You come under fire from the guest house. The shooter is Ahmed al-Kuwaiti, one of Bin Laden's most trusted couriers. His wife rushes out the door with a baby in her arms. Three children follow. The Seals shepherd them to safety. Al-Kuwaiti has been killed.
His brother, Abrar al-Kuwaiti, and his wife are on the first floor of the main house. They're shot and killed as the team moves in. Al-Kuwaiti's wife dies trying to shield him.
The task now is to get up the stairs. There's no rushing. There's now no noise.
Your lead man spots Bin Laden's son, Khalid, ducking behind the landing wall. He's armed with an AK-47.
He has the potential to pin you down. All he has to do is keep firing down the stairs. You don't have the time. You can charge up the stairs in numbers and overwhelm him. But a full-on assault means casualties. There's no good option.
The assaulter first on the stairs needs no instruction nor time for thought. He quietly calls, "Khalid, Khalid." Khalid instinctively pokes his head around the corner. He is shot dead.
Bin Laden is shot on the third floor. Your point man immediately bundles the two women into the corner using his body as a shield.
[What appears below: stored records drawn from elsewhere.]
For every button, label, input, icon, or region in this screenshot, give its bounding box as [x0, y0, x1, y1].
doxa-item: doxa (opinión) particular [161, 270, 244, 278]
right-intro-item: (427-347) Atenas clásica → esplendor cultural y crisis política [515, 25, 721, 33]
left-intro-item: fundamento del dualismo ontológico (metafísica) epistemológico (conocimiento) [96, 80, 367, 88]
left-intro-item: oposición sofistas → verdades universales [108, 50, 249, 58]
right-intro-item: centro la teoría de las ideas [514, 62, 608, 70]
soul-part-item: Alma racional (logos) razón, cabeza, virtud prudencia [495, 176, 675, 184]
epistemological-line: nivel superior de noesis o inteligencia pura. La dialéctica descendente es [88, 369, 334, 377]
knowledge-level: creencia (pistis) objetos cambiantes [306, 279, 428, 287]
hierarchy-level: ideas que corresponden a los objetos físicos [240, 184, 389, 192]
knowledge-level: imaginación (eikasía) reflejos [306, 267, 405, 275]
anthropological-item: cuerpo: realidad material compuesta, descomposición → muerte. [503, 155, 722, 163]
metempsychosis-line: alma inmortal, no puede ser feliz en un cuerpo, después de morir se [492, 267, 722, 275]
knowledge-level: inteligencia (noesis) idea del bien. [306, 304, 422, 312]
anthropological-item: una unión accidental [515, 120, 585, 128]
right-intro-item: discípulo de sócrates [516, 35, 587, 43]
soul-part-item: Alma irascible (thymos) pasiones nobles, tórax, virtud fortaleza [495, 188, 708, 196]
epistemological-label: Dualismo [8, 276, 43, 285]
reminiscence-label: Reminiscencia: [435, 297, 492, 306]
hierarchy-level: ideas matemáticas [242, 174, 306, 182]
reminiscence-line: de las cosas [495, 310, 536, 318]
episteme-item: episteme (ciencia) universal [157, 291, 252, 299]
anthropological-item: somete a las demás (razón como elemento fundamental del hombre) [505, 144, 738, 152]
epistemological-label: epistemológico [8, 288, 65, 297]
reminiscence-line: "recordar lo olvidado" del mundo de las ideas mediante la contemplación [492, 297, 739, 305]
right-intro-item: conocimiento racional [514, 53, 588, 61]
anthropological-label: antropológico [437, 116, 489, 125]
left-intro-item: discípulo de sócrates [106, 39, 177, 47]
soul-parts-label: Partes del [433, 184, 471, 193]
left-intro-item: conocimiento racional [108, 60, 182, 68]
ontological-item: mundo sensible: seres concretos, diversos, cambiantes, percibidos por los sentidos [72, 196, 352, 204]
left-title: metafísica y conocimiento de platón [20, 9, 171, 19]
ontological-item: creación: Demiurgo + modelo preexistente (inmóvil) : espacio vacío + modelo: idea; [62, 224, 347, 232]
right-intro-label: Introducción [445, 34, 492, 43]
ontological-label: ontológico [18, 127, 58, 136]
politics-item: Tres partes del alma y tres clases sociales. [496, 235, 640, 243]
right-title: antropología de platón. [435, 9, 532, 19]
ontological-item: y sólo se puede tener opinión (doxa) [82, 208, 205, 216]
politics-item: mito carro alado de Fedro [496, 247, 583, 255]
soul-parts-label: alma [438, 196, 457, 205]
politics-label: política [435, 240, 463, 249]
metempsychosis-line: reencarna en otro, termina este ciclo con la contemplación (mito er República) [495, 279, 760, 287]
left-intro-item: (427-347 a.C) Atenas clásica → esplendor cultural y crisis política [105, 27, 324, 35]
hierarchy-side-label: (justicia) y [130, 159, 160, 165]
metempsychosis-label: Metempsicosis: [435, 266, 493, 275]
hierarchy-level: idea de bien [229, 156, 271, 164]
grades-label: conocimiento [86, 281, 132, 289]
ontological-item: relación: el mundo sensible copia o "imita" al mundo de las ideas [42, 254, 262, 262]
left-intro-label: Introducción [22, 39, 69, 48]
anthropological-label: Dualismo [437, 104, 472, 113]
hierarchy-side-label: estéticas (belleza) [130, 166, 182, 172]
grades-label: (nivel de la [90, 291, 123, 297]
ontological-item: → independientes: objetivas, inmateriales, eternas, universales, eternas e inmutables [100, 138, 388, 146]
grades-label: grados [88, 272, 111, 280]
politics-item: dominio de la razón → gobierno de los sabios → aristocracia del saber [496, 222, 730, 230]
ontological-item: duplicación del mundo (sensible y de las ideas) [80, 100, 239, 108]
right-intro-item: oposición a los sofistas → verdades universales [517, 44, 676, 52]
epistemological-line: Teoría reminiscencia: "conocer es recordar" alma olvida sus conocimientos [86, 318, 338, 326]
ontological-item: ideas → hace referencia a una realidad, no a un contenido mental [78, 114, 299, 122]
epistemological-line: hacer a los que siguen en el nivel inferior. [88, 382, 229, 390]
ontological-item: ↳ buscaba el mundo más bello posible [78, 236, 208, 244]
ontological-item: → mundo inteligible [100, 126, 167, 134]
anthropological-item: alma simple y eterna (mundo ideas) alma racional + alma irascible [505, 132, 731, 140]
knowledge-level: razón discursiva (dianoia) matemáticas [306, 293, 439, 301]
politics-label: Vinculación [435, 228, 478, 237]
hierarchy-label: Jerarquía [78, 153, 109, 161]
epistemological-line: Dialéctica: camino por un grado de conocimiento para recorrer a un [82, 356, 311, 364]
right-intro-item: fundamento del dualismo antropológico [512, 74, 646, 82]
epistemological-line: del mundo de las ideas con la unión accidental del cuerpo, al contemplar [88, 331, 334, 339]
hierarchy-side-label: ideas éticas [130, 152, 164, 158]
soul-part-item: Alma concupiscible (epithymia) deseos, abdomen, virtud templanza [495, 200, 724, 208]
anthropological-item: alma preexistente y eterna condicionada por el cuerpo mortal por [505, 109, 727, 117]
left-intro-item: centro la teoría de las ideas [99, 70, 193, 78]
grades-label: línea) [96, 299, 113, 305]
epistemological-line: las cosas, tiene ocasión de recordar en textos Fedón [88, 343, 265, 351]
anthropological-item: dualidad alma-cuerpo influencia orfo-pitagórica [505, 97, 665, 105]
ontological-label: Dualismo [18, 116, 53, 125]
He thereby protects his teammates against the possibility of a suicide vest.
Fortunately, there's no suicide vest that would have cost him his life.
It's confirmed it's Bin Laden. The message is passed back to the President. "Geronimo E.K.I.A". Papers and computers are grabbed and the downed Black Hawk is blown to bits.
You're in a chopper heading out. Total time: 38 minutes. Bin Laden is in a body bag at your feet. Job done.
The next day you pull in to a Taco Bell on the way home from your base in Virginia.
President Obama declares that Bin Laden's "demise should be welcomed by all who believe in peace and human dignity".
The riveting first-hand account of the attack is well-told in the book No Easy Day. It's the ingenuity that leaps out at you. The men train and train and train. But not as automatons. There's not much that goes according to plan on the mission. It doesn't matter. They train for the unexpected. They have completed hundreds of mission together that were just like this one.
The Seals keep advancing to complete the mission. They overcome the obstacles and challenges that are thrown their way, methodically and intelligently, at speed and without hesitation. They are constantly problem-solving while never losing sight of their objective.
What do we do when our helicopter crashes and we find ourselves on the wrong side of the wall? Do we give up and go home? Or do we figure a way over, around, under or through? Life never goes according to plan. And the Seals' intense and dramatic experience shows that success comes from always figuring a way to overcome obstacles.
The best for me was the quiet calling of Khalid's name. These are men trained to bust doors, to fight, to shoot and to blow things up.
But that's not what the Seal did that night on the stairs. He must have been pumped. But he paused and quietly called the man's name. That wasn't the obvious thing to do. That's not how it's done in the movies. But it's seriously smart.
There's always a way through. And it may be a lot simpler than you think.